There where two types of polymorphism involved here. First, we use ad hoc polymorphism when defining the surface and perimeter for different types. And then parametric bounded polymorphism when defining the print_surface for a type that implements Shape type class.

One important thing to know it's that type classes define constraints, not types. So you can't have a variable of type Shape, nor have collections that contains Shape. In contrast with subtyping...

Subtyping

For a language to allow subtyping it should exist a hierarchical relation between its types. And it should allow using a subtype from a type anywhere that type it's expected.

This can be achieved in a lot of different ways. For example with inheritance, interfaces, traits and/or abstract types. This are the ones I know off, but probably there are more.

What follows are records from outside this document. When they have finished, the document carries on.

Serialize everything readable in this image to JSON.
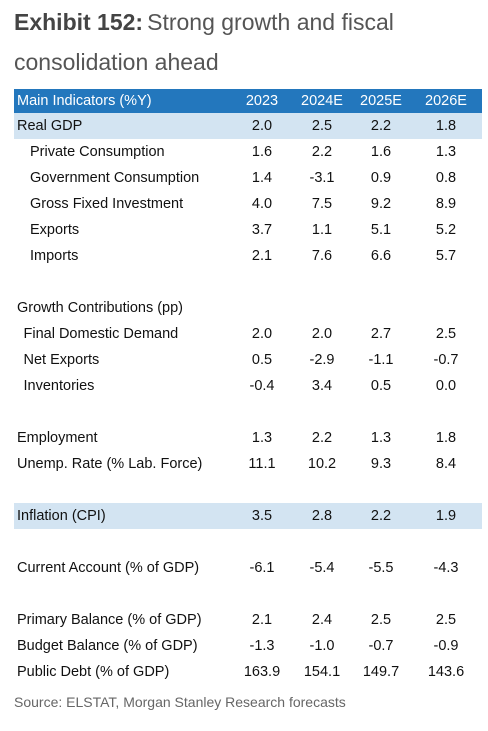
{
  "title": {
    "exhibit": "Exhibit 152:",
    "text": "Strong growth and fiscal consolidation ahead"
  },
  "table": {
    "header": {
      "label": "Main Indicators (%Y)",
      "columns": [
        "2023",
        "2024E",
        "2025E",
        "2026E"
      ]
    },
    "sections": [
      {
        "rows": [
          {
            "label": "Real GDP",
            "values": [
              "2.0",
              "2.5",
              "2.2",
              "1.8"
            ],
            "indent": 0,
            "highlight": true
          },
          {
            "label": "Private Consumption",
            "values": [
              "1.6",
              "2.2",
              "1.6",
              "1.3"
            ],
            "indent": 2,
            "highlight": false
          },
          {
            "label": "Government Consumption",
            "values": [
              "1.4",
              "-3.1",
              "0.9",
              "0.8"
            ],
            "indent": 2,
            "highlight": false
          },
          {
            "label": "Gross Fixed Investment",
            "values": [
              "4.0",
              "7.5",
              "9.2",
              "8.9"
            ],
            "indent": 2,
            "highlight": false
          },
          {
            "label": "Exports",
            "values": [
              "3.7",
              "1.1",
              "5.1",
              "5.2"
            ],
            "indent": 2,
            "highlight": false
          },
          {
            "label": "Imports",
            "values": [
              "2.1",
              "7.6",
              "6.6",
              "5.7"
            ],
            "indent": 2,
            "highlight": false
          }
        ]
      },
      {
        "rows": [
          {
            "label": "Growth Contributions (pp)",
            "values": [],
            "indent": 0,
            "highlight": false
          },
          {
            "label": "Final Domestic Demand",
            "values": [
              "2.0",
              "2.0",
              "2.7",
              "2.5"
            ],
            "indent": 1,
            "highlight": false
          },
          {
            "label": "Net Exports",
            "values": [
              "0.5",
              "-2.9",
              "-1.1",
              "-0.7"
            ],
            "indent": 1,
            "highlight": false
          },
          {
            "label": "Inventories",
            "values": [
              "-0.4",
              "3.4",
              "0.5",
              "0.0"
            ],
            "indent": 1,
            "highlight": false
          }
        ]
      },
      {
        "rows": [
          {
            "label": "Employment",
            "values": [
              "1.3",
              "2.2",
              "1.3",
              "1.8"
            ],
            "indent": 0,
            "highlight": false
          },
          {
            "label": "Unemp. Rate (% Lab. Force)",
            "values": [
              "11.1",
              "10.2",
              "9.3",
              "8.4"
            ],
            "indent": 0,
            "highlight": false
          }
        ]
      },
      {
        "rows": [
          {
            "label": "Inflation (CPI)",
            "values": [
              "3.5",
              "2.8",
              "2.2",
              "1.9"
            ],
            "indent": 0,
            "highlight": true
          }
        ]
      },
      {
        "rows": [
          {
            "label": "Current Account (% of GDP)",
            "values": [
              "-6.1",
              "-5.4",
              "-5.5",
              "-4.3"
            ],
            "indent": 0,
            "highlight": false
          }
        ]
      },
      {
        "rows": [
          {
            "label": "Primary Balance (% of GDP)",
            "values": [
              "2.1",
              "2.4",
              "2.5",
              "2.5"
            ],
            "indent": 0,
            "highlight": false
          },
          {
            "label": "Budget Balance (% of GDP)",
            "values": [
              "-1.3",
              "-1.0",
              "-0.7",
              "-0.9"
            ],
            "indent": 0,
            "highlight": false
          },
          {
            "label": "Public Debt (% of GDP)",
            "values": [
              "163.9",
              "154.1",
              "149.7",
              "143.6"
            ],
            "indent": 0,
            "highlight": false
          }
        ]
      }
    ]
  },
  "source": "Source: ELSTAT, Morgan Stanley Research forecasts"
}
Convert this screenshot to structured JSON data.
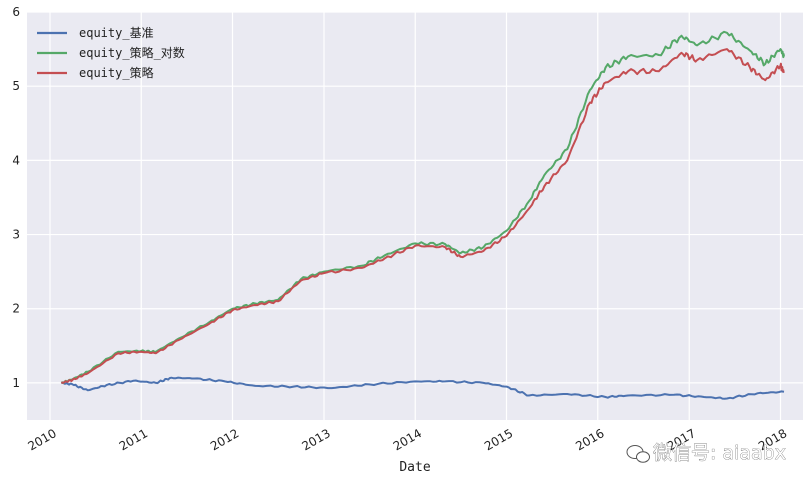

Let's see an example in Julia. (Julia uses abstract types)

abstract type Shape end
print_surface(s::Shape) = println(surface(s))

struct Circle <: Shape
  radius
end
surface(c::Circle) = pi * c.radius^2

struct Rectangle <: Shape
  width
  height
end

surface(r::Rectangle) = r.width * r.height

print_surface(Circle(15))
print_surface(Rectangle(20, 40))

In Julia subtyping is achieved trough abstract types. As you can see they can be used in a way very similar to type classes.

But subtyping doesn't stop there, there are some things that you can't do with type classes. With subtyping, you can have a variable of type Shape or a collection with elements of different type.

Closing thoughts

The content of the article can be summarized more or less like this:

  • Generic
    • Same interface, same behavior.
    • Parametric polymorphism
      • Parametricity
  • Ad hoc
    • Same interface, different behavior.
  • Type classes
    • Bounded parametric functions.
    • Ad hoc
  • Subtyping
    • Bounded parametric functions.
    • Ad hoc
    • Same variable can be of different types.

Still there is a lot of things you can talk about when talking about polymorphism. This is just the tip of the iceberg. Also I have the impression every language seems to offer its own variation of these techniques. Even if languages have features that on surface seem similar, often the guarantees they provide are different.

Also I didn't talk about implementation. Nor what approaches I found more interesting for a language. These things could be worth looking more into it.